Have you ever let your eye wander over your music collection, and then anent some particular item paused to ask yourself why the hell you still have that? In the course of moving some things around this past weekend, my gaze came to rest on this CD, which is a remaster of a recording originally made in the 1970s by the since-departed David Munrow and the (still living for the most part, I think) Early Music Consort of London.
I had a Flemish polyphony moment somewhere between the spring and fall of 2002. (We aren’t judging, right? I was finishing my senior thesis about Roger Williams and all dreamy about starting graduate school – I’m happy I didn’t end up obsessed with something even more annoying. Like, you know, German art songs or something.) I believe this CD was acquired about that time. If I remember correctly, the appeal lay in the fact that it was vocal music but with a small ensemble – once could hear all the parts (and ignore the texts) and begin to appreciate singing qua singing without the experience being overwhelming the way opera can be early on. I also think that I purchased this at least in part out of guilt. I’d made myself a free copy from the CD collection at one of the undergraduate libraries and I felt bad. And also I wanted the liner notes and texts. But mostly I think I felt guilty. (I did have a nice conversation about early music with the fellow undergraduate who worked at the circulation desk. College: some parts of it sucked, but 80% of it was pretty great – where else other than PhD programs or opera blogs are you going to find yourself surrounded by so many of your fellow nerds at once?)

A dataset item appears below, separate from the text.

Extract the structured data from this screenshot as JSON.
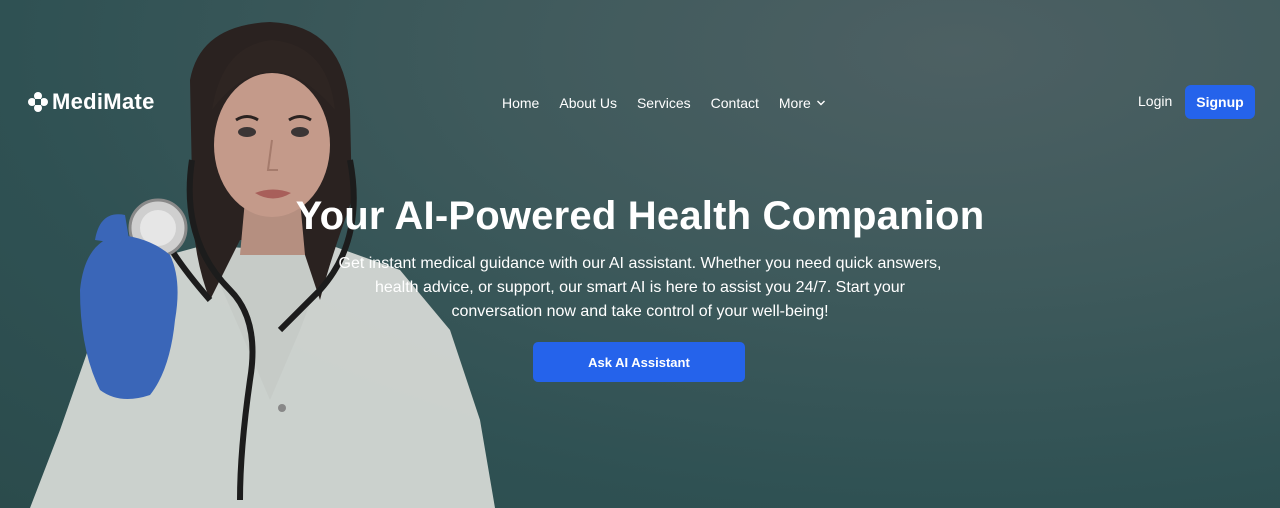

So I listened to it again. Most of it, anyway. Some of the interpretations I found strange, e.g. the funereal rendition of Josquin’s “allegez moi” (shorter translation of the short text: “pretty girl, will you touch my penis?”) but maybe that was early music irony and I just failed to get it.
Then there was the solo regal version of “Ein frölich wesen.” I had to look up what a regal is, but before I did that my sense from how it sounded was if you hooked a set of bagpipes up to a small chamber organ and also put some bees into it, and gave it a few good kicks to get the bees going, and then lowered your protective visor and played your song – if you did all that, you would approximate what I heard on this recording. This is one of those things that confirms me in my sense that the Baroque through very early Romantic is the place for me, and I should stay out of the Renaissance, because I honestly do not understand why anyone would think that producing this particular sequence of noises was a good idea.

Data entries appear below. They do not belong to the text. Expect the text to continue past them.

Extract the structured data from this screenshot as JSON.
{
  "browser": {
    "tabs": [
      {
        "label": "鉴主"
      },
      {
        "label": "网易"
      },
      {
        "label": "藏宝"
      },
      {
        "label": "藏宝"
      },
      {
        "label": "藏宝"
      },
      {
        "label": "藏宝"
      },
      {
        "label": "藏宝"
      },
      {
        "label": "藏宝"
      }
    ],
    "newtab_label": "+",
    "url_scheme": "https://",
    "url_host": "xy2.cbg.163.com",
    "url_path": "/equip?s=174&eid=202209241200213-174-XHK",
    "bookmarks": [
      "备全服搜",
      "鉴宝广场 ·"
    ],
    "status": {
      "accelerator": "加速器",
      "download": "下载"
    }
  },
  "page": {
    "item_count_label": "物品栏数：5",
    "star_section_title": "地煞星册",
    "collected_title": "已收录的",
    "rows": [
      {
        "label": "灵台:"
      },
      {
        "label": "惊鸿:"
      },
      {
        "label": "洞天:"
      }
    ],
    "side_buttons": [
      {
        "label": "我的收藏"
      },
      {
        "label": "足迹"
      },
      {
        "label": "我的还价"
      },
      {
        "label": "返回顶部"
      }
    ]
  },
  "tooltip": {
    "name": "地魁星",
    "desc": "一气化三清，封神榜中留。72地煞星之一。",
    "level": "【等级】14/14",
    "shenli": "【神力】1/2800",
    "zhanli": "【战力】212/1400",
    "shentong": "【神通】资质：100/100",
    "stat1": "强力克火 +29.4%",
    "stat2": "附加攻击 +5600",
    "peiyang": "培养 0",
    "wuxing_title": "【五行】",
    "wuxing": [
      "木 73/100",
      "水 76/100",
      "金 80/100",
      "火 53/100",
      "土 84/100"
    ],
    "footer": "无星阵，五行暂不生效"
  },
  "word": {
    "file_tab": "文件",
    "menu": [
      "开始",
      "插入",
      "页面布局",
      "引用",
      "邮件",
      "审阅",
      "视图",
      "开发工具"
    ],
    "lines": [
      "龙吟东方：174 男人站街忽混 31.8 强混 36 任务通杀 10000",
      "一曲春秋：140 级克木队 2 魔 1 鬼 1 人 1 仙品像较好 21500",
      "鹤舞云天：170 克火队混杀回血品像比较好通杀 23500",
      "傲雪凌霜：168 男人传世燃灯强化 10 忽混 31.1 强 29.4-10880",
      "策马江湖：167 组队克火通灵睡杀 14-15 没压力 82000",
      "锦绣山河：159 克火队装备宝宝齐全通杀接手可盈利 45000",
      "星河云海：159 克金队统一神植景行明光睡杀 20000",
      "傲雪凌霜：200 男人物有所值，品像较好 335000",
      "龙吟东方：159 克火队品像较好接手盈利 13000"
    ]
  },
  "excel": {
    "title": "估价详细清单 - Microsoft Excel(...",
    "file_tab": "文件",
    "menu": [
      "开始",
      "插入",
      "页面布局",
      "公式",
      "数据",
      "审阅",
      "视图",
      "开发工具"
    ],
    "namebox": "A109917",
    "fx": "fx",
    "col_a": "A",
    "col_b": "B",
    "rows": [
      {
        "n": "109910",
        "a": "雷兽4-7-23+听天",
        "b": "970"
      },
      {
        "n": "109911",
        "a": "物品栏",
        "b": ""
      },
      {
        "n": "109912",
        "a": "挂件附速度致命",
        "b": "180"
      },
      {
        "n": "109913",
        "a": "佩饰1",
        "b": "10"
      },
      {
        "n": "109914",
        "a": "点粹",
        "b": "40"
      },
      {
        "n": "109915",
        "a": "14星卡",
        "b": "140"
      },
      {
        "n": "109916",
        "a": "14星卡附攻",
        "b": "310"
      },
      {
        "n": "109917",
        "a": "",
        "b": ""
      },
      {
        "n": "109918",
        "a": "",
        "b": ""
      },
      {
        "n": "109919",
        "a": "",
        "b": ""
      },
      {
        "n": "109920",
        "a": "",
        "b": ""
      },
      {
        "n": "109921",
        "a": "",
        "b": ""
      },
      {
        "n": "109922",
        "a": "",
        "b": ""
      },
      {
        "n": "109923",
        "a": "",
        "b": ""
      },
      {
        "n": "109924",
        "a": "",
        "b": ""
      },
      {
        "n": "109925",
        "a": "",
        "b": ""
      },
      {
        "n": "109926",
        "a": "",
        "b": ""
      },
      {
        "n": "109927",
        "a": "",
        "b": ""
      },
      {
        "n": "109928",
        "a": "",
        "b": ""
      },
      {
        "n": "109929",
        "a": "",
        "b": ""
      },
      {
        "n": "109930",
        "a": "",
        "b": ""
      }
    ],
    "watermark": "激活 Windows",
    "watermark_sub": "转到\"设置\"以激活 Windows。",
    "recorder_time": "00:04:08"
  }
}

But any way. Bee organ machines aside, I liked the instrumental numbers better than the vocal ones – some of the secular songs, e.g. “el grillo” or “Scaramella” were a little too Renaissance Faire for me. As for the mass movements and motets – well, I’ve said this before, but except for Bach and a few other things (often depending on who is performing it) I don’t listen to a lot of church music, so I am probably not the ideal audience for this in the first place.
Finally, I was pleased to note that the career of Rogers [sic] Covey-Crump was not limited to that recording of the Coffee Cantata with Emma Kirkby. He’s on this too, as one of the category three tenors who appear whenever the arrangement calls for more than one or two.